Mientras tanto, una extraña oscuridad reptaba por encima de mí… y a través de mí. Todo dejó de girar, dejó de moverse.

Magia. ¡Necesitaba usar mi magia! Pero me faltaban las fuerzas.

Algo afilado se clavó en mi hombro. Noté el corte y vi la sangre. Mi espada.

¿Había caído encima de ella? De pronto, una vaga idea alumbró en la creciente oscuridad. Con las escasas fuerzas que me quedaban, intenté contorsionarme para resbalar por la pendiente. Me retorcí débilmente, pero el mundo se volvió más oscuro. Noté la hoja que me sajaba la carne… y posiblemente algo más.

Demasiado débil para seguir luchando, dejé de moverme. Un último deseo relampagueó en mi mente: Perdóname, Hallia. Por favor.

De pronto, la presa de la serpiente se aflojó. Inspiré ansiosa y entrecortadamente. Noté un hormigueo en los brazos; mi visión empezó a aclararse. Encolerizado, me arranqué del cuello el cadáver seccionado de la serpiente. Enseguida vi a Hallia, tendida tan cerca… Y tan inmóvil.

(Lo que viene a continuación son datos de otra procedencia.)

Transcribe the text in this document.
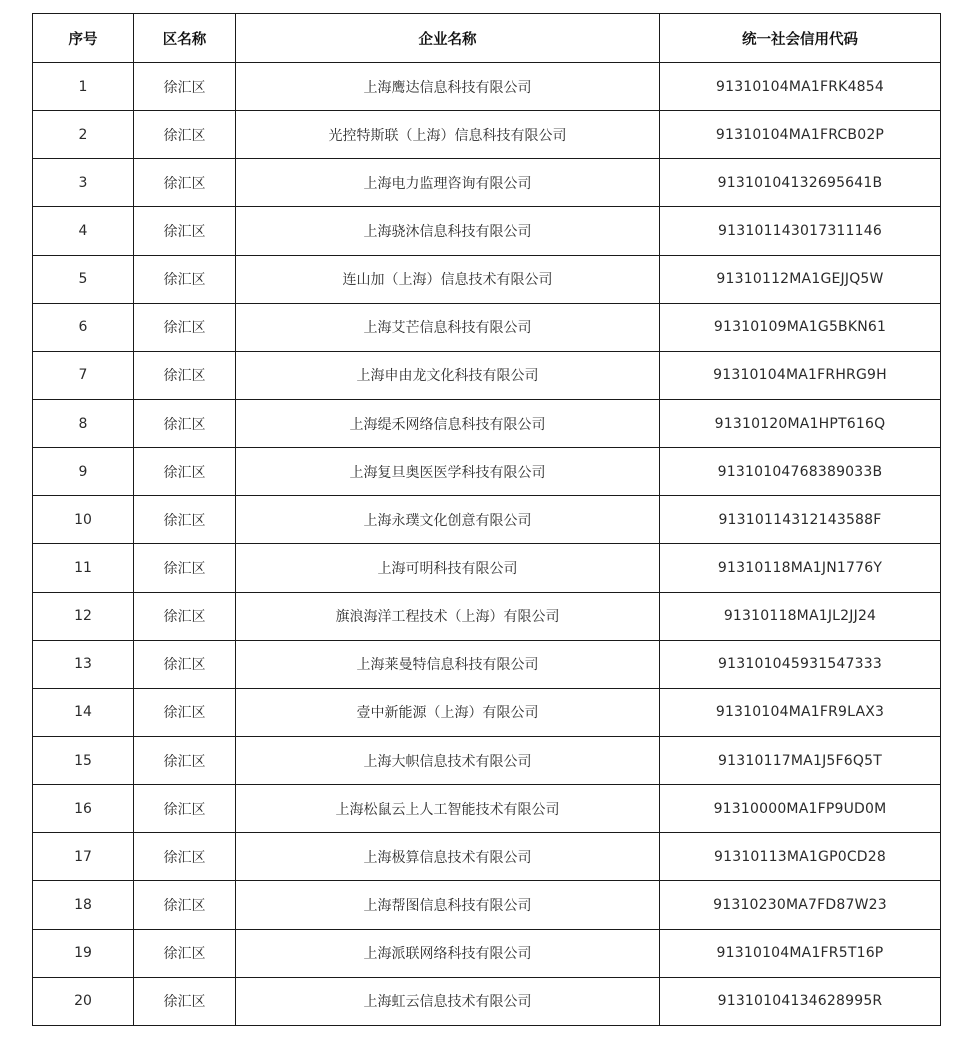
序号	区名称	企业名称	统一社会信用代码
1	徐汇区	上海鹰达信息科技有限公司	91310104MA1FRK4854
2	徐汇区	光控特斯联（上海）信息科技有限公司	91310104MA1FRCB02P
3	徐汇区	上海电力监理咨询有限公司	91310104132695641B
4	徐汇区	上海骁沐信息科技有限公司	913101143017311146
5	徐汇区	连山加（上海）信息技术有限公司	91310112MA1GEJJQ5W
6	徐汇区	上海艾芒信息科技有限公司	91310109MA1G5BKN61
7	徐汇区	上海申由龙文化科技有限公司	91310104MA1FRHRG9H
8	徐汇区	上海缇禾网络信息科技有限公司	91310120MA1HPT616Q
9	徐汇区	上海复旦奥医医学科技有限公司	91310104768389033B
10	徐汇区	上海永璞文化创意有限公司	91310114312143588F
11	徐汇区	上海可明科技有限公司	91310118MA1JN1776Y
12	徐汇区	旗浪海洋工程技术（上海）有限公司	91310118MA1JL2JJ24
13	徐汇区	上海莱曼特信息科技有限公司	913101045931547333
14	徐汇区	壹中新能源（上海）有限公司	91310104MA1FR9LAX3
15	徐汇区	上海大帜信息技术有限公司	91310117MA1J5F6Q5T
16	徐汇区	上海松鼠云上人工智能技术有限公司	91310000MA1FP9UD0M
17	徐汇区	上海极算信息技术有限公司	91310113MA1GP0CD28
18	徐汇区	上海帮图信息科技有限公司	91310230MA7FD87W23
19	徐汇区	上海派联网络科技有限公司	91310104MA1FR5T16P
20	徐汇区	上海虹云信息技术有限公司	91310104134628995R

Así la espada por la empuñadura y me arrastré hasta ella. La serpiente que la había atacado desenroscó de su cuerpo unos centímetros y asomó la cabeza por debajo de la barbilla de Hallia. Siseó furiosamente; sus ojos amarillos parecían bullir. Se abalanzó hacia mí…

En el momento en que yo bajaba la espada. La hoja estableció contacto con un golpe seco. La cabeza de la serpiente salió volando por los aires y rebotó contra el tronco de un árbol, para caer al suelo del bosque.

Solté la espada y me arrodillé junto a mi amiga. ¡Por favor, Hallia! ¡Vuelve a respirar! La sostuve por la nuca amoratada, casi tan cárdena como su túnica, y le moví la cabeza. Pero no reaccionó. Le acaricié las mejillas; le oprimí la mano helada.

Nada. Nada en absoluto.

—¡Hallia! —grite, mientras las lágrimas humedecían mis mejillas—. Vuelve ahora mismo. ¡Vuelve!

No hizo el menor movimiento. No mostró el menor signo de vida, ni siquiera el menor aliento.

Hundido en la desesperación, me desplomé sobre ella y apoyé mi rostro contra el suyo.

—No te mueras —susurré—. No aquí. No ahora.

Algo me rozó la mejilla. ¿Otra lágrima? No…, ¡unas pestañas!

Alcé el rostro para mirarla, mientras Hallia inspiraba con dificultad una vez.

Luego otra. Y otra.

Al cabo de unos momentos, se sentó, tosió y se frotó el cuello dolorido. Sus ojos grandes, castaños y profundos me acariciaron unos segundos. Después, se posaron en la espada teñida de sangre en el suelo y luego en la serpiente decapitada tendida entre las agujas de pino.

Con los labios temblorosos, sonrió fugazmente.

—Tal vez —dijo con voz ronca— tu puntería no es tan mala, después de todo.